Code starting with the faulting instruction
===========================================
0: 0f 88 e8 00 00 00 js 0xee
6: 49 63 d6 movslq %r14d,%rdx
9: 48 2b 2c 24 sub (%rsp),%rbp
d: 48 6b ca 68 imul $0x68,%rdx,%rcx
11: 48 8d 04 52 lea (%rdx,%rdx,2),%rax
15: 48 rex.W
[749620.179375] RSP: 0018:ffffc90000293e90 EFLAGS: 00000202
[749620.190016] RAX: ffff88903f8eaa80 RBX: ffffe8ffff4c6c00 RCX: 000000000000001f
[749620.204491] RDX: 0002a9c665c30050 RSI: 000000005ba4b680 RDI: 0000000000000000
[749620.218949] RBP: 0002a9c665c30050 R08: 0000000000000002 R09: 000000000002a300
[749620.233403] R10: 00219fc7cf6dd4ca R11: ffff88903f8e9a84 R12: 0000000000000001
[749620.247854] R13: ffffffff83621200 R14: 0000000000000001 R15: 0000000000000000
[749620.262315] cpuidle_enter+0x29/0x40
[749620.269649] do_idle+0x1bb/0x200
[749620.276296] cpu_startup_entry+0x19/0x20
[749620.284333] start_secondary+0x104/0x140
[749620.292364] secondary_startup_64_no_verify+0xb0/0xbb
[749620.302657] ---[ end trace 44f03a0d3a4e81fd ]---

> Also 5.12 is kind of old :/

Right.

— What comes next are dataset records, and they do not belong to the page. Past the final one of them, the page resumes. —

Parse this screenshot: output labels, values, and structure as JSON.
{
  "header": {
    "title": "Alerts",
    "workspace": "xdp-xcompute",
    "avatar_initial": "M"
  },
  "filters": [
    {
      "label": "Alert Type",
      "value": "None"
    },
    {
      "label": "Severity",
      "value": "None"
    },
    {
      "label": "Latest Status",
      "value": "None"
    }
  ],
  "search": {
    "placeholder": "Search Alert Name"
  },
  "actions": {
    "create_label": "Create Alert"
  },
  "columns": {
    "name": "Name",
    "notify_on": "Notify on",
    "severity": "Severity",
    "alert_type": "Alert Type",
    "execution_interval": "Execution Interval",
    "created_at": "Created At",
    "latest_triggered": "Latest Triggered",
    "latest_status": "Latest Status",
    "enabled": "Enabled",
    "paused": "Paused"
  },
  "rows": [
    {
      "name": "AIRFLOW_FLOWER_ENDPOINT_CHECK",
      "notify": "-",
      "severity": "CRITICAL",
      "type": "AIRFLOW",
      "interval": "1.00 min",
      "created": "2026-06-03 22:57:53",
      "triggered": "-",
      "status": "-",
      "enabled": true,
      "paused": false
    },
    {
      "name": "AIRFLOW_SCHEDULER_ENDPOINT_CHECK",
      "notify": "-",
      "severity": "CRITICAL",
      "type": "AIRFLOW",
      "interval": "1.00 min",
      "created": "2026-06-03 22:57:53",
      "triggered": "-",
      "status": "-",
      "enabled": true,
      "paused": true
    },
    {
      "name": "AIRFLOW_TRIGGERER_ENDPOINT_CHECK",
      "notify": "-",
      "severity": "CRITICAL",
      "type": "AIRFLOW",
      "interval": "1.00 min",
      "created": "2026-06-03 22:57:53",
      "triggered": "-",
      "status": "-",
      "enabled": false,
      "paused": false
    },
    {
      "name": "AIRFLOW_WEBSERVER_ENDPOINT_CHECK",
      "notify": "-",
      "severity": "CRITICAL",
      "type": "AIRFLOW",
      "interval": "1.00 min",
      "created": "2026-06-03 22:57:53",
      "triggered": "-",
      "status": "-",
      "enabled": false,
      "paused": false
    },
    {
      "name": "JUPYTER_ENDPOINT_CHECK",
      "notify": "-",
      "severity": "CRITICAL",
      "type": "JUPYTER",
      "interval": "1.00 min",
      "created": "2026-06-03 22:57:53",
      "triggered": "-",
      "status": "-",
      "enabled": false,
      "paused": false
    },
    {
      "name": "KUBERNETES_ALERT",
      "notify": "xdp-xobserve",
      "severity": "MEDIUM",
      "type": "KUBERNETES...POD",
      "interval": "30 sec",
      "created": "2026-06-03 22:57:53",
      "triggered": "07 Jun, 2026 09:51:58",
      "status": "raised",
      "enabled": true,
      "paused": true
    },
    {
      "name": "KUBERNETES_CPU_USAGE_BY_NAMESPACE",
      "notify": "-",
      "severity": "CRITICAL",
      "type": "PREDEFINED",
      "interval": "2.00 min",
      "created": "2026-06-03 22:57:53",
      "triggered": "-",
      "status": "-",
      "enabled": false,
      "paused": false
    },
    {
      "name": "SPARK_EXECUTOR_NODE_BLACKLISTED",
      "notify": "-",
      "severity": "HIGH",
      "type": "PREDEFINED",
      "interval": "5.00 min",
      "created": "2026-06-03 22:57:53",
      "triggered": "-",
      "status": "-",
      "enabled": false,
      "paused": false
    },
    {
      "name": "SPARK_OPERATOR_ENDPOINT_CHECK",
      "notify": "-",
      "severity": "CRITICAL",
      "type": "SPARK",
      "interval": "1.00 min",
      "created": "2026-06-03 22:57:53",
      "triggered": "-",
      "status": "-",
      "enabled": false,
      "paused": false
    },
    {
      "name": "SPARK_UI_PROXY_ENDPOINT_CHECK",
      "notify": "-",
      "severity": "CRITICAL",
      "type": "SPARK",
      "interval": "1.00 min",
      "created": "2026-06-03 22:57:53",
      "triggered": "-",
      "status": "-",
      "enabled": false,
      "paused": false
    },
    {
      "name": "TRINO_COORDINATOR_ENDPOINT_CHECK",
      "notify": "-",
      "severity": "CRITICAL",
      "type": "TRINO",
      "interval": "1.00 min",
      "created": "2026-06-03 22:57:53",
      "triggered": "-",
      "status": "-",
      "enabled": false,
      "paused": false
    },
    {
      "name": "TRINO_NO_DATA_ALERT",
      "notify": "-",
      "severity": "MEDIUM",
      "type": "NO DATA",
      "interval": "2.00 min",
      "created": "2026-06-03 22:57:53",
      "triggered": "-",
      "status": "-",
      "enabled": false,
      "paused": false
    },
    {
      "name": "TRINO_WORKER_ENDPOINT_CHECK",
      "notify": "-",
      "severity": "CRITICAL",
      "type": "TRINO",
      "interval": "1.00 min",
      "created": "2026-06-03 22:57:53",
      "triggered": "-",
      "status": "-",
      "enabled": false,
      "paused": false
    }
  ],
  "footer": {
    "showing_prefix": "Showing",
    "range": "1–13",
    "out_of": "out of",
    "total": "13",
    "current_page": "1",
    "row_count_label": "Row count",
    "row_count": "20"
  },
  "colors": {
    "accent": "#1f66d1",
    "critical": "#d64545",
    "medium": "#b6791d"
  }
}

Unfortunately this problem is not easily reproducible, and, we
need millions of machines running some specific workload to reproduce
it.


That said, the motivation for this patch is to dump more TCP information
when we get such warnings, so, we have relevant data to understand more
about the issues (when it happens). I.e, this patch is not this problem
above, but, providing more information when we hit such warnings.

That said, this is patch is about creating the
TCP_SOCK_WARN_ON_ONCE() macro, and eventually move some of the
WARN_ON_ONCE() to TCP_SOCK_WARN_ON_ONCE(). (I.e, this is not a patch to solve
the case above.)

Anyway, I got some feedbacks from the patch, let me send a V2 of the
patch, which I expect to clarify the problem better.